В исключительных обстоятельствах 1979, стр. 28

– А твоя нога?

– Нога заживёт.

Дверь неслышно приоткрылась. Сначала осторожно показалась нога в стоптанном башмаке. Вслед за тем появилась круглая голова с оцарапанным подбородком. Котя, младший из мальчиков, несмело осмотрелся и уставился на Матвеева. Он внимательно оглядел кровать, табурет, тарелки и стаканы. Несколько минут он изучал Варю, а затем перешёл к повязке Матвеева. В его широко раскрытых глазах отражалось преклонение и любопытство. Матвеев сделал сердитое лицо, но мальчик не уходил.

– Но ты не можешь так рисковать, – сказала Варя, теребя оборку передника. – Куда вы поедете, не зная дороги и не имея документов? Вы попадётесь при первом же случае. Ты не имеешь права ехать на верную смерть.

– Так уже сразу и смерть!

– Ты мне ни в чём, совершенно ни в чём не веришь, – сказала она с каким-то новым оттенком в голосе.

– Да ничего подобного!

– Я не понимаю: зачем так рисковать? Ведь гораздо лучше просто подождать, когда придут красные. Много будет пользы, если вас убьют?

– Я обо всём подумал, – сказал Матвеев, ставя пустую тарелку и вытирая губы. – Пожалуйста, не беспокойся.
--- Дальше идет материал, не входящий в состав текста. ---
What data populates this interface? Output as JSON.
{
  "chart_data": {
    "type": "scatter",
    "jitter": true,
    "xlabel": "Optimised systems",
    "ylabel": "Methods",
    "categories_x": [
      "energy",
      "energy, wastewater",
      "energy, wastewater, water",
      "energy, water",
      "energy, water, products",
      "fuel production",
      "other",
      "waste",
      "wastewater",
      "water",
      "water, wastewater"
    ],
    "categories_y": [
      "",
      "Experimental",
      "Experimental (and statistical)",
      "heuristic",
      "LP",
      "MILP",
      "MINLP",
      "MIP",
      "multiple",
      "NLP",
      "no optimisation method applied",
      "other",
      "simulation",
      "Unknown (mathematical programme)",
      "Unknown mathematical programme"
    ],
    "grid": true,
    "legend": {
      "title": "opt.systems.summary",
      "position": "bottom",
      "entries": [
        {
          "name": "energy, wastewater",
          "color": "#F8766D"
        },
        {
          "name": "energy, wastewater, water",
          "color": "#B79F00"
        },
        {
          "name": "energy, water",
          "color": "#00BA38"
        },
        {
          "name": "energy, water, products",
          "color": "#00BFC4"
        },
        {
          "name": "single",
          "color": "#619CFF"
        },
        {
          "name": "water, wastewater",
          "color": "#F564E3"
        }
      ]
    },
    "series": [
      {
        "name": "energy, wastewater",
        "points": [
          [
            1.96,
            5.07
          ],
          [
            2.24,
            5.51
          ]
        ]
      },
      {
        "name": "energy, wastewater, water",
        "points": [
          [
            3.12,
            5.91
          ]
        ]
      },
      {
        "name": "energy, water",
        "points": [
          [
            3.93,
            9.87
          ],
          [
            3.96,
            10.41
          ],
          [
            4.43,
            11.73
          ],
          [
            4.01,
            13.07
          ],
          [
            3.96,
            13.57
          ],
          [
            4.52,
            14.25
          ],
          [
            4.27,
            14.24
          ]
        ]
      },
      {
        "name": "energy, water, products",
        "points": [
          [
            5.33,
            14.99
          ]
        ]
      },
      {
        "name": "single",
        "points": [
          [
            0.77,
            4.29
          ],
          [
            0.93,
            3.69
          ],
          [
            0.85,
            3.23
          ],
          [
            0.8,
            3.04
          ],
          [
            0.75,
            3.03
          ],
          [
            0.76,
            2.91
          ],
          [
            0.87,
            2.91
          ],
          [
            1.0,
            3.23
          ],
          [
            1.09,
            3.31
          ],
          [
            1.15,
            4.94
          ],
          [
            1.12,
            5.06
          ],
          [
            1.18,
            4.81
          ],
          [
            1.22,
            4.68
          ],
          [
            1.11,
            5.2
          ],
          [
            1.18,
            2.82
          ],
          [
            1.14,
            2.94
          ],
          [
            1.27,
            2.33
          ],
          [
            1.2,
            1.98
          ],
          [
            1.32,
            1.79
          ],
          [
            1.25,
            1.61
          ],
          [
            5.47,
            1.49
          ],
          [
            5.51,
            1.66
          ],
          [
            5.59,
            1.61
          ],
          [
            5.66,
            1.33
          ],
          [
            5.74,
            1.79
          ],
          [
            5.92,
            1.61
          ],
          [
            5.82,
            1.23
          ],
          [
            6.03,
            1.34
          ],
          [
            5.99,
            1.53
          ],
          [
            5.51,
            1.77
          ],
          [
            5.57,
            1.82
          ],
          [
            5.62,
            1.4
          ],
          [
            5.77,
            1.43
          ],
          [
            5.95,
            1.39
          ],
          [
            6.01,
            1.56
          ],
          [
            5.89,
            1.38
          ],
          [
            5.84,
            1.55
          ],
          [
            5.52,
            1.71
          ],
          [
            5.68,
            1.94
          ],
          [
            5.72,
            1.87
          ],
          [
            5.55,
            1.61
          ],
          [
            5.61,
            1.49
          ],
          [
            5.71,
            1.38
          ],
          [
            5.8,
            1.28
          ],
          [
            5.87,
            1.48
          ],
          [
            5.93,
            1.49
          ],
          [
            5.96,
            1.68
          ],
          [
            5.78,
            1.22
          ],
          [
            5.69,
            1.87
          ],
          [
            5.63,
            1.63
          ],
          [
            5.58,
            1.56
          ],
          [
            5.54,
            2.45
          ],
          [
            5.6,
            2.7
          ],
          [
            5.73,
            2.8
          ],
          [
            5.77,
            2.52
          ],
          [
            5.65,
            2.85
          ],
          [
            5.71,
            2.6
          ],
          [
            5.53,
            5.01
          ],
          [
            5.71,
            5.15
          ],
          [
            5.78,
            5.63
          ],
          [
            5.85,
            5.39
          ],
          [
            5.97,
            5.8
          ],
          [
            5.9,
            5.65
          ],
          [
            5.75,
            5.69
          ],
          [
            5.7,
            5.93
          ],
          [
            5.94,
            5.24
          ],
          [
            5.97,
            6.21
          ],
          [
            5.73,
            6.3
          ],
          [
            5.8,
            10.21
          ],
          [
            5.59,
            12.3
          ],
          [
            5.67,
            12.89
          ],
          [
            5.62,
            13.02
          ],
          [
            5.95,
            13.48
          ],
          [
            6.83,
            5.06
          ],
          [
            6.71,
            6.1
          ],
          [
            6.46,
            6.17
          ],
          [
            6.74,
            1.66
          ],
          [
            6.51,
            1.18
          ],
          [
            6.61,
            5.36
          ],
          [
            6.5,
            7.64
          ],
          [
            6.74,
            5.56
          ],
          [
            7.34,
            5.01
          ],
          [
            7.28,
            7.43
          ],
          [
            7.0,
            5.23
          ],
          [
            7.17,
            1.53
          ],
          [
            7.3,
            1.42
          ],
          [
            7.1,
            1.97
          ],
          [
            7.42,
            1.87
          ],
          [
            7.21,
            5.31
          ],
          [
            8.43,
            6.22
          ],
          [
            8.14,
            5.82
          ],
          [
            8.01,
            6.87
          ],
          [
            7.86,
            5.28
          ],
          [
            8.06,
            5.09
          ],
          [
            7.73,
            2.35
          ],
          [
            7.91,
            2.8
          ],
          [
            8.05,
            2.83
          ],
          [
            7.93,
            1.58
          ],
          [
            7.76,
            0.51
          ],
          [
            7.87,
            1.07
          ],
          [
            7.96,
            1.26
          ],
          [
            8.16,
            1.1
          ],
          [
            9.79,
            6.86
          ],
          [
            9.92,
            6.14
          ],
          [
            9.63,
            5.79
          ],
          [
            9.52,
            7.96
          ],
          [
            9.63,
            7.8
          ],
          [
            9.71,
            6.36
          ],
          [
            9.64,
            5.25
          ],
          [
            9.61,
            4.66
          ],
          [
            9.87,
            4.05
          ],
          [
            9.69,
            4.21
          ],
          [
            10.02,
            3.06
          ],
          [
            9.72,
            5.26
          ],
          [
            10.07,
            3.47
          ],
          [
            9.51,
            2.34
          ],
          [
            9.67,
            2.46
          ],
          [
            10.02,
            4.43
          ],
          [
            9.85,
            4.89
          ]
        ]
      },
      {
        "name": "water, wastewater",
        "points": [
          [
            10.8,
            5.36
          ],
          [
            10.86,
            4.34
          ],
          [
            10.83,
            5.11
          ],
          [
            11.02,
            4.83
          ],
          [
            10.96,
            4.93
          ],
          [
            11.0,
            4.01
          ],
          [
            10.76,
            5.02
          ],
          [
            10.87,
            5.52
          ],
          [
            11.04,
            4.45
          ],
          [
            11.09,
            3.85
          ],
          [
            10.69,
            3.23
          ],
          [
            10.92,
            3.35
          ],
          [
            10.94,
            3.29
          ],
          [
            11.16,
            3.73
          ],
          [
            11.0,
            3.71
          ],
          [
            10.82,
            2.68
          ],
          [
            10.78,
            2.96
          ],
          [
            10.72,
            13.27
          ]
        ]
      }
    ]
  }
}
Я знаю, что делаю.

– Как хочешь. Это не моё дело, да?

– Я этого не говорил.

Она отвернулась и заметила стоявшего у двери мальчика.

– Ты здесь? Что тебе надо?

Мальчик перевёл глаза на Варю, подумал и стал шаркать ногой по полу.

– Ну, иди сюда, не бойся. Скажи дяде «здравствуйте». Иди, глупыш, он не кусается. Где ты оцарапался?

Она порывисто встала, подошла к мальчику и опустилась на колени.

– Бедный малыш, тебе попало от папы? Правда, Матвеев, хорошенький мальчуган? Ты, я вижу, даже не умывался сегодня. Смотри, какие лапки грязные, – бяка! Но ты больше не приноси ему пирогов с рисом, – он не слушается твоей сестры. Понимаешь?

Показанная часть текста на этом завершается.